The banks simply said they had no cash.
"My experience at ATMs has been frustrating -- minimum one-two-hour wait. I went to my bank today and despite arguing with the manager, I was only allowed to withdraw Rs 4,000," said Sudhir Mehta, an executive in Mumbai.
At Lajpat Nagar in New Delhi, Sanjiv Sethi, who runs an electronics goods showroom, was pleading with his bank that he needed all of Rs 24,000 to pay his part-time staff. "I should have sent someone daily to withdraw Rs 4,000 at least," he was heard mumbling.
In a televised address to the nation on November 8, Prime Minister Narendra Modi announced that all Rs 500 and Rs 1,000 notes were being demonetised, along with norms to deal with such old notes. The intention was to curb black money in the system and move towards a less-cash economy.
Overnight, Rs 15.44 lakh crore or 86 per cent of the currency in circulation then was declared illegal.
A week later, when the magnitude of the problem at hand became evident, Modi made an emotional speech in Goa, promising to set right the problems soon. "I've just asked for 50 days. Give me time till December 30," he said.
"I understand the pain. But this is only for 50 days."

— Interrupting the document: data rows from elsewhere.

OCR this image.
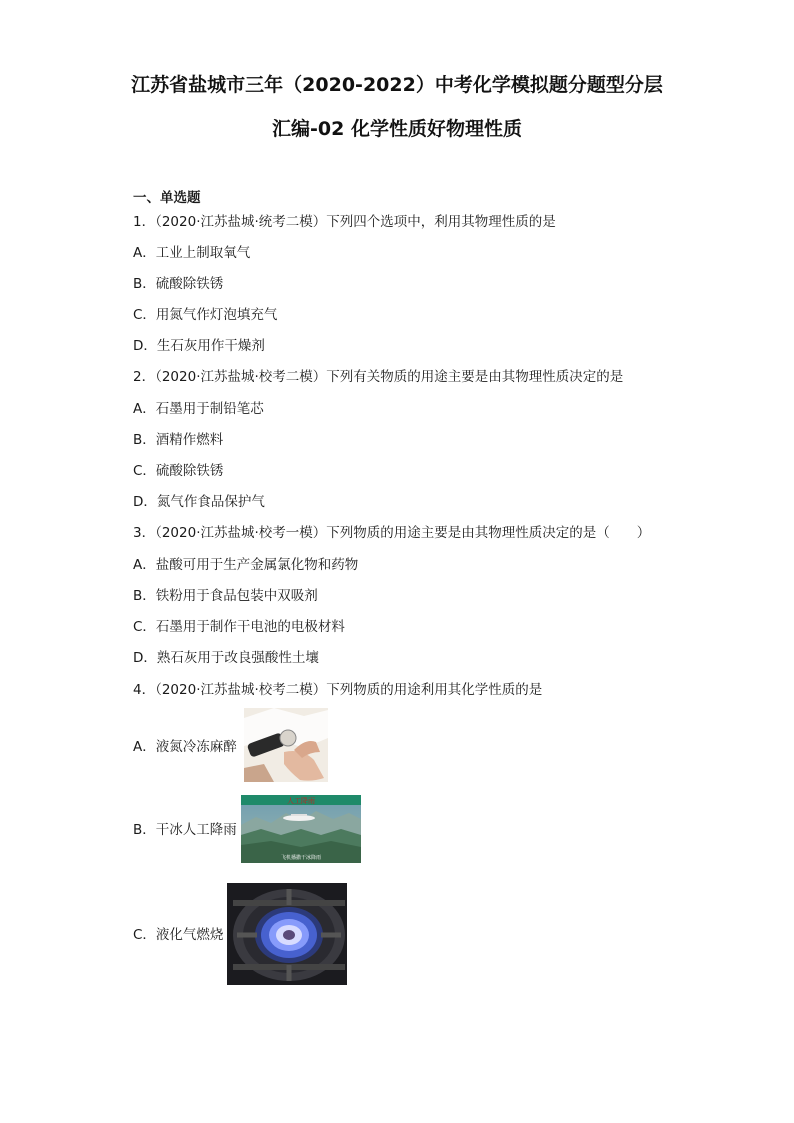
江苏省盐城市三年（2020-2022）中考化学模拟题分题型分层
汇编-02 化学性质好物理性质
一、单选题
1．（2020·江苏盐城·统考二模）下列四个选项中，利用其物理性质的是
A．工业上制取氧气
B．硫酸除铁锈
C．用氮气作灯泡填充气
D．生石灰用作干燥剂
2．（2020·江苏盐城·校考二模）下列有关物质的用途主要是由其物理性质决定的是
A．石墨用于制铅笔芯
B．酒精作燃料
C．硫酸除铁锈
D．氮气作食品保护气
3．（2020·江苏盐城·校考一模）下列物质的用途主要是由其物理性质决定的是（　　）
A．盐酸可用于生产金属氯化物和药物
B．铁粉用于食品包装中双吸剂
C．石墨用于制作干电池的电极材料
D．熟石灰用于改良强酸性土壤
4．（2020·江苏盐城·校考二模）下列物质的用途利用其化学性质的是
A．液氮冷冻麻醉
B．干冰人工降雨
C．液化气燃烧
人工降雨
飞机播撒干冰降雨
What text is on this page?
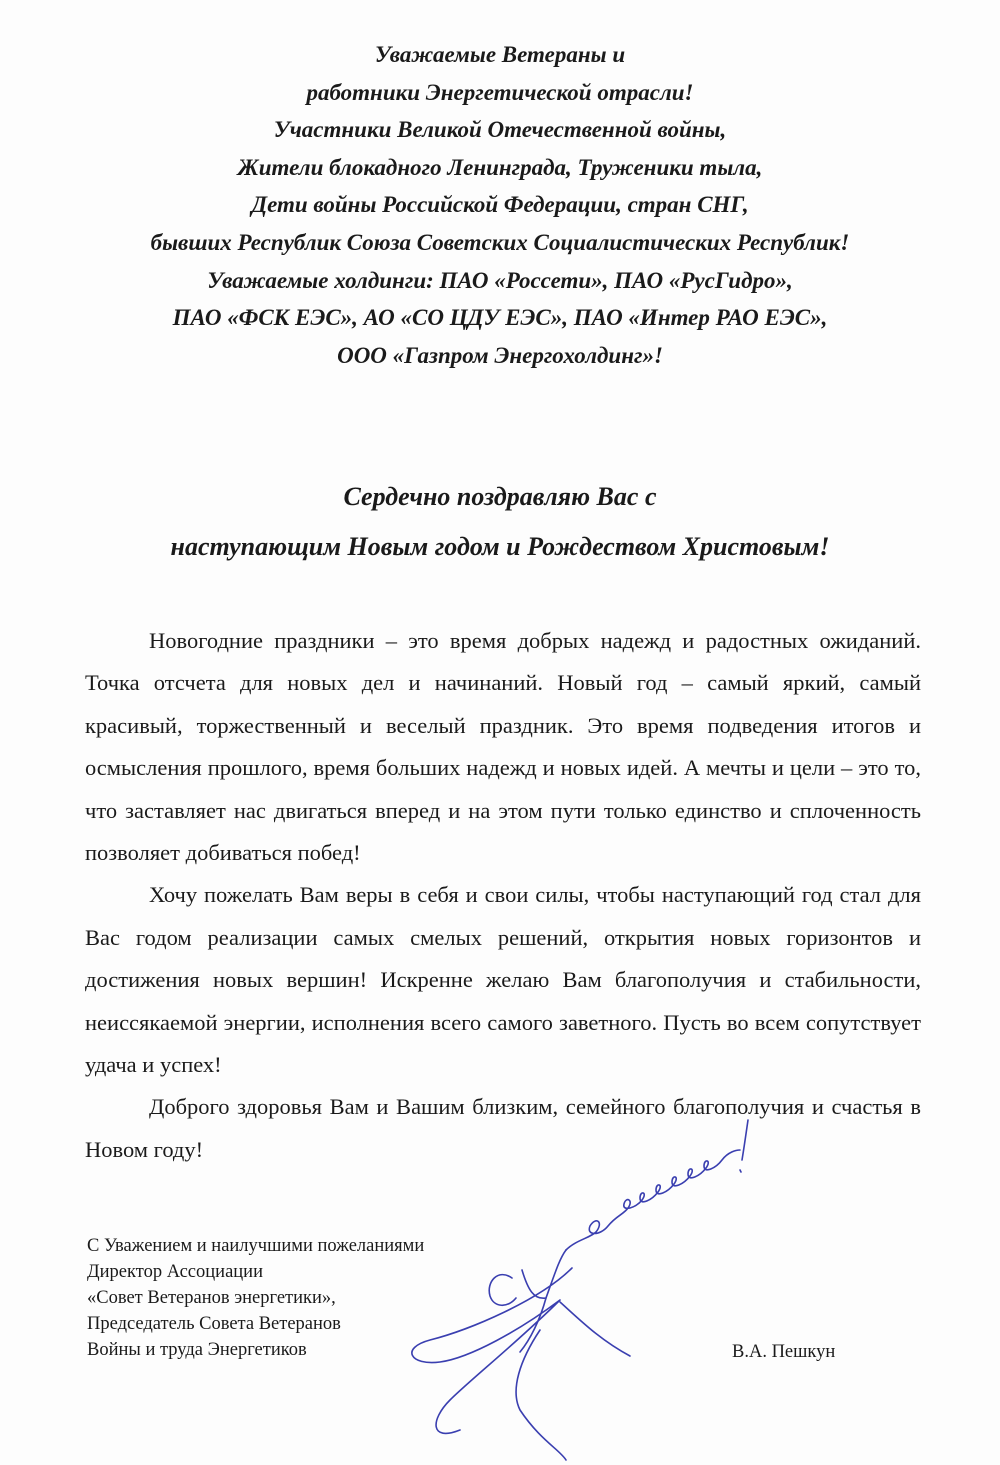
Уважаемые Ветераны и
работники Энергетической отрасли!
Участники Великой Отечественной войны,
Жители блокадного Ленинграда, Труженики тыла,
Дети войны Российской Федерации, стран СНГ,
бывших Республик Союза Советских Социалистических Республик!
Уважаемые холдинги: ПАО «Россети», ПАО «РусГидро»,
ПАО «ФСК ЕЭС», АО «СО ЦДУ ЕЭС», ПАО «Интер РАО ЕЭС»,
ООО «Газпром Энергохолдинг»!
Сердечно поздравляю Вас с
наступающим Новым годом и Рождеством Христовым!

Новогодние праздники – это время добрых надежд и радостных ожиданий. Точка отсчета для новых дел и начинаний. Новый год – самый яркий, самый красивый, торжественный и веселый праздник. Это время подведения итогов и осмысления прошлого, время больших надежд и новых идей. А мечты и цели – это то, что заставляет нас двигаться вперед и на этом пути только единство и сплоченность позволяет добиваться побед!

Хочу пожелать Вам веры в себя и свои силы, чтобы наступающий год стал для Вас годом реализации самых смелых решений, открытия новых горизонтов и достижения новых вершин! Искренне желаю Вам благополучия и стабильности, неиссякаемой энергии, исполнения всего самого заветного. Пусть во всем сопутствует удача и успех!

Доброго здоровья Вам и Вашим близким, семейного благополучия и счастья в Новом году!

С Уважением и наилучшими пожеланиями
Директор Ассоциации
«Совет Ветеранов энергетики»,
Председатель Совета Ветеранов
Войны и труда Энергетиков	В.А. Пешкун
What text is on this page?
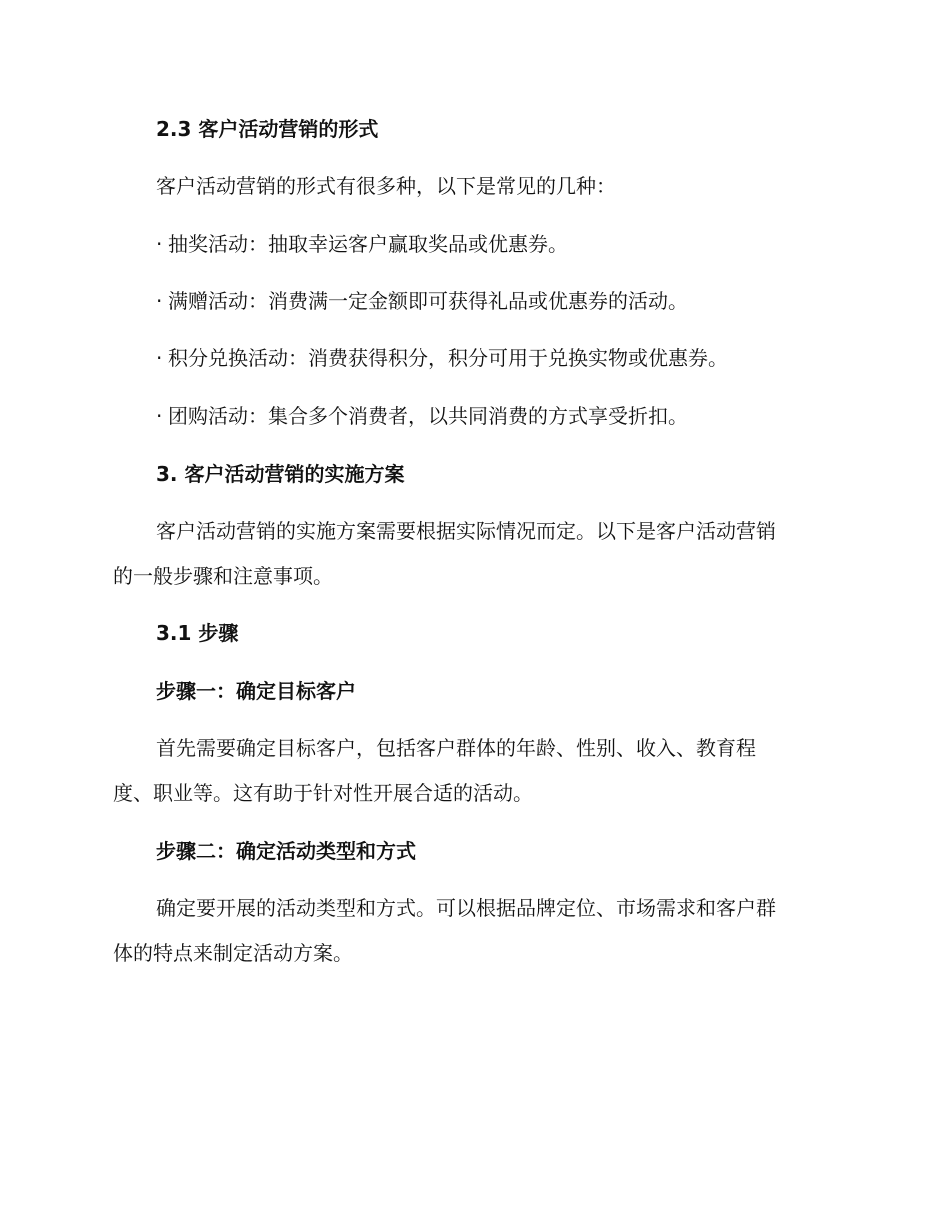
2.3 客户活动营销的形式

客户活动营销的形式有很多种，以下是常见的几种：

· 抽奖活动：抽取幸运客户赢取奖品或优惠券。

· 满赠活动：消费满一定金额即可获得礼品或优惠券的活动。

· 积分兑换活动：消费获得积分，积分可用于兑换实物或优惠券。

· 团购活动：集合多个消费者，以共同消费的方式享受折扣。

3. 客户活动营销的实施方案

客户活动营销的实施方案需要根据实际情况而定。以下是客户活动营销

的一般步骤和注意事项。

3.1 步骤

步骤一：确定目标客户

首先需要确定目标客户，包括客户群体的年龄、性别、收入、教育程

度、职业等。这有助于针对性开展合适的活动。

步骤二：确定活动类型和方式

确定要开展的活动类型和方式。可以根据品牌定位、市场需求和客户群

体的特点来制定活动方案。
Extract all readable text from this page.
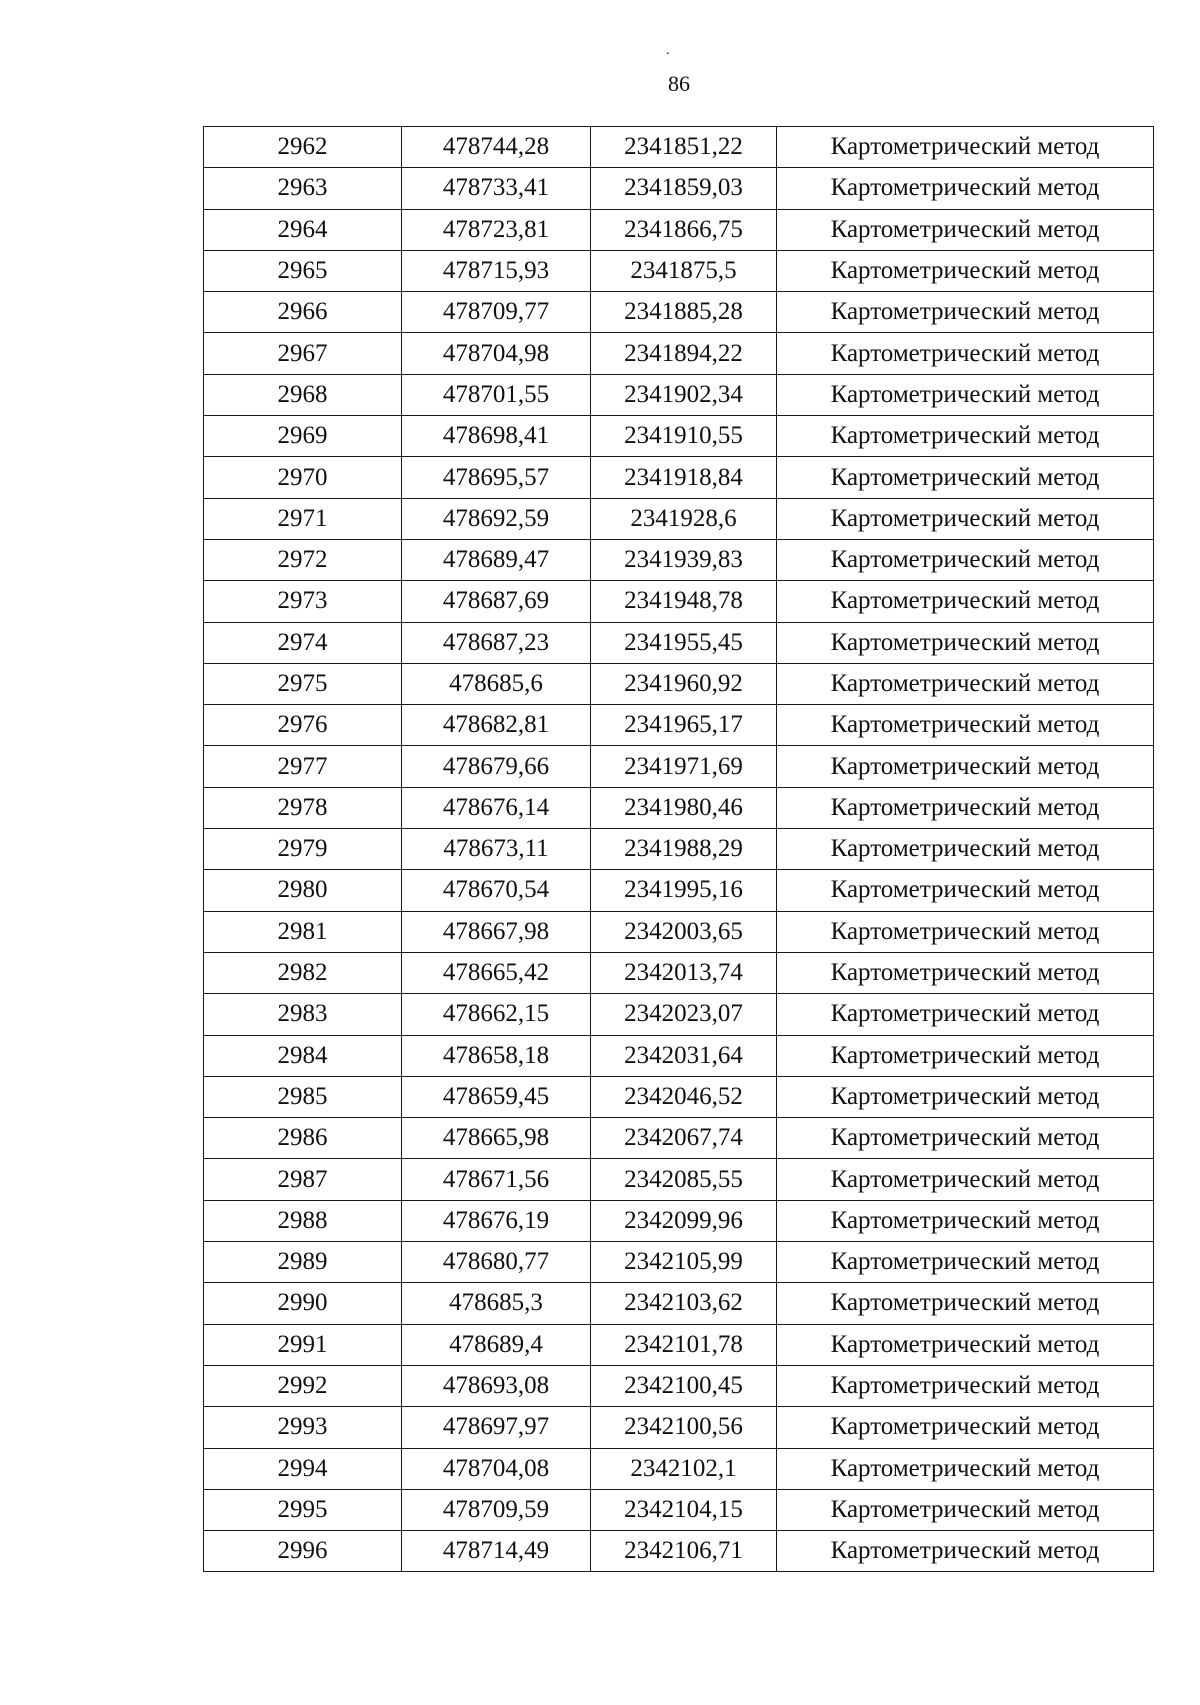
.
86
2962	478744,28	2341851,22	Картометрический метод
2963	478733,41	2341859,03	Картометрический метод
2964	478723,81	2341866,75	Картометрический метод
2965	478715,93	2341875,5	Картометрический метод
2966	478709,77	2341885,28	Картометрический метод
2967	478704,98	2341894,22	Картометрический метод
2968	478701,55	2341902,34	Картометрический метод
2969	478698,41	2341910,55	Картометрический метод
2970	478695,57	2341918,84	Картометрический метод
2971	478692,59	2341928,6	Картометрический метод
2972	478689,47	2341939,83	Картометрический метод
2973	478687,69	2341948,78	Картометрический метод
2974	478687,23	2341955,45	Картометрический метод
2975	478685,6	2341960,92	Картометрический метод
2976	478682,81	2341965,17	Картометрический метод
2977	478679,66	2341971,69	Картометрический метод
2978	478676,14	2341980,46	Картометрический метод
2979	478673,11	2341988,29	Картометрический метод
2980	478670,54	2341995,16	Картометрический метод
2981	478667,98	2342003,65	Картометрический метод
2982	478665,42	2342013,74	Картометрический метод
2983	478662,15	2342023,07	Картометрический метод
2984	478658,18	2342031,64	Картометрический метод
2985	478659,45	2342046,52	Картометрический метод
2986	478665,98	2342067,74	Картометрический метод
2987	478671,56	2342085,55	Картометрический метод
2988	478676,19	2342099,96	Картометрический метод
2989	478680,77	2342105,99	Картометрический метод
2990	478685,3	2342103,62	Картометрический метод
2991	478689,4	2342101,78	Картометрический метод
2992	478693,08	2342100,45	Картометрический метод
2993	478697,97	2342100,56	Картометрический метод
2994	478704,08	2342102,1	Картометрический метод
2995	478709,59	2342104,15	Картометрический метод
2996	478714,49	2342106,71	Картометрический метод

December 30 being the last date for people to exchange or deposit their old currency notes with banks under Modi's note-ban norms, hordes of people were seen making a last-ditch attempt towards this end. Some banks set up additional counters to deal with old currency.
All eyes and ears now await Prime Minister Modi's speech on the eve of New Year, durig which he is likely to spell out what next on demonetisation.
"Hope, he relaxes some of the norms," said Kartik Chandrasekhar, a manager with a private sector company in Chennai. "Being denied what is mine -- I mean the deposit I have in my bank -- is highly improper."